A plan of the layout of Dowlais Stables

It is said that when the stables was built, a number of contemporary newspaper cuttings, and several items of memorabilia were hidden behind one of the arch stones to be revealed “when the building falls down”.

The stables were well used; towards the end of the nineteenth century, the Dowlais Iron Company were employing “over a dozen blacksmiths, several stable lads and a score of other hands to tend the several hundred head of horses now owned by the Company and stabled in the very heart of Dowlais”.

As well as being used as for stabling horses, soldiers were stationed in the building for several years after the Merthyr Riots of 1831. Also, of course, Lady Charlotte Guest famously used the large first-floor rooms as a boys school until Dowlais Central Schools were opened in 1854-5.

The stables closed in the 1930’s and the complex became derelict; in the late 1970’s unauthorised demolition was started, but was brought to a halt. The site was subsequently bought by the Merthyr Tydfil Heritage Trust in 1981, and despite the façade partially collapsing in 1982, the building was eventually rebuilt as flats; the south east facade walls were also substantially rebuilt. Of the original structure, only the southeast range and Stables House on the north west range currently survive.

Dowlais Stables after the partial collapse in 1982

2 thoughts on “Dowlais Stables”

  1. In January 1835, following Josiah John Guest’s return – unopposed- as Merthyr Tydfil’s MP, he and Lady Charlotte hosted a ball in the granaries above the Dowlais stabling to celebrate. Charlotte organised the decorations, which included patriotic transparencies proclaiming ‘W.R.’ [William Rex] and EGLWYS Y BRENEN [Church and King] drawn by the clerks from the ironworks office and hung where they caught the light. Josiah John’s Arms -‘with a Lyre and a fleur de lys’ according to the Merthyr Guardian, but when had he acquired the right to an heraldic device? – were chalked on the floor. The Rev Evan Jenkins, Rector of Dowlais, lent the Guests the church chandeliers, evergreens bedecked the walls and the band of the Cardiff militia provided music. The local gentry, whether or not they shared Guest’s political views, came in anticipation of a good party.
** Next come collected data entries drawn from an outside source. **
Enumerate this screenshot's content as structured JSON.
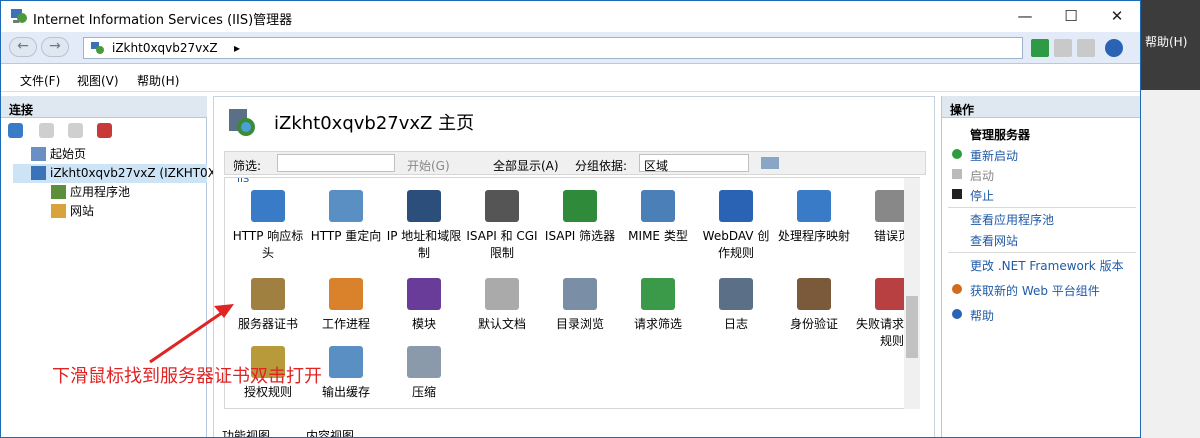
{
  "window": {
    "title": "Internet Information Services (IIS)管理器",
    "controls": [
      "—",
      "☐",
      "✕"
    ]
  },
  "address": {
    "segments": [
      "iZkht0xqvb27vxZ",
      "▸"
    ]
  },
  "menu": [
    "文件(F)",
    "视图(V)",
    "帮助(H)"
  ],
  "connections": {
    "header": "连接",
    "tree": [
      {
        "label": "起始页"
      },
      {
        "label": "iZkht0xqvb27vxZ (IZKHT0X"
      },
      {
        "label": "应用程序池"
      },
      {
        "label": "网站"
      }
    ]
  },
  "center": {
    "title": "iZkht0xqvb27vxZ 主页",
    "filter": {
      "label": "筛选:",
      "start": "开始(G)",
      "show_all": "全部显示(A)",
      "group_label": "分组依据:",
      "group_value": "区域",
      "section": "IIS"
    },
    "features": [
      [
        "HTTP 响应标头",
        "HTTP 重定向",
        "IP 地址和域限制",
        "ISAPI 和 CGI 限制",
        "ISAPI 筛选器",
        "MIME 类型",
        "WebDAV 创作规则",
        "处理程序映射",
        "错误页"
      ],
      [
        "服务器证书",
        "工作进程",
        "模块",
        "默认文档",
        "目录浏览",
        "请求筛选",
        "日志",
        "身份验证",
        "失败请求跟踪规则"
      ],
      [
        "授权规则",
        "输出缓存",
        "压缩"
      ]
    ],
    "tabs": [
      "功能视图",
      "内容视图"
    ]
  },
  "actions": {
    "header": "操作",
    "manage_server": "管理服务器",
    "restart": "重新启动",
    "start": "启动",
    "stop": "停止",
    "view_app_pools": "查看应用程序池",
    "view_sites": "查看网站",
    "change_net": "更改 .NET Framework 版本",
    "get_web_platform": "获取新的 Web 平台组件",
    "help": "帮助"
  },
  "background_window": {
    "menu_help": "帮助(H)"
  },
  "annotation": "下滑鼠标找到服务器证书双击打开",
  "colors": {
    "accent": "#1f5aa6",
    "annotation": "#e02323",
    "selection": "#cde4f7"
  }
}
By all accounts, the weather was vile, with thick snow delaying the London mail coach. In consequence, the local paper had much fun at the expense of a party of urban sophisticates who arrived too late for the fashionable quadrilles and had to make do with country dances ‘like Sir Roger de Coverley and Boulanger’.
    (Information from the Cardiff and Merthyr Guardian, Glamorgan, Monmouth, and Brecon Gazette, Saturday 24 January 1835 and Lady Charlotte Guest, Extracts from her Journal, ed. the Earl of Bessborough (John Murray: London, 1950, pp 37-38, 19 – 20 January 1835).

    1. Thanks Victoria. That is really interesting. As always, your contributions to this blog are really appreciated.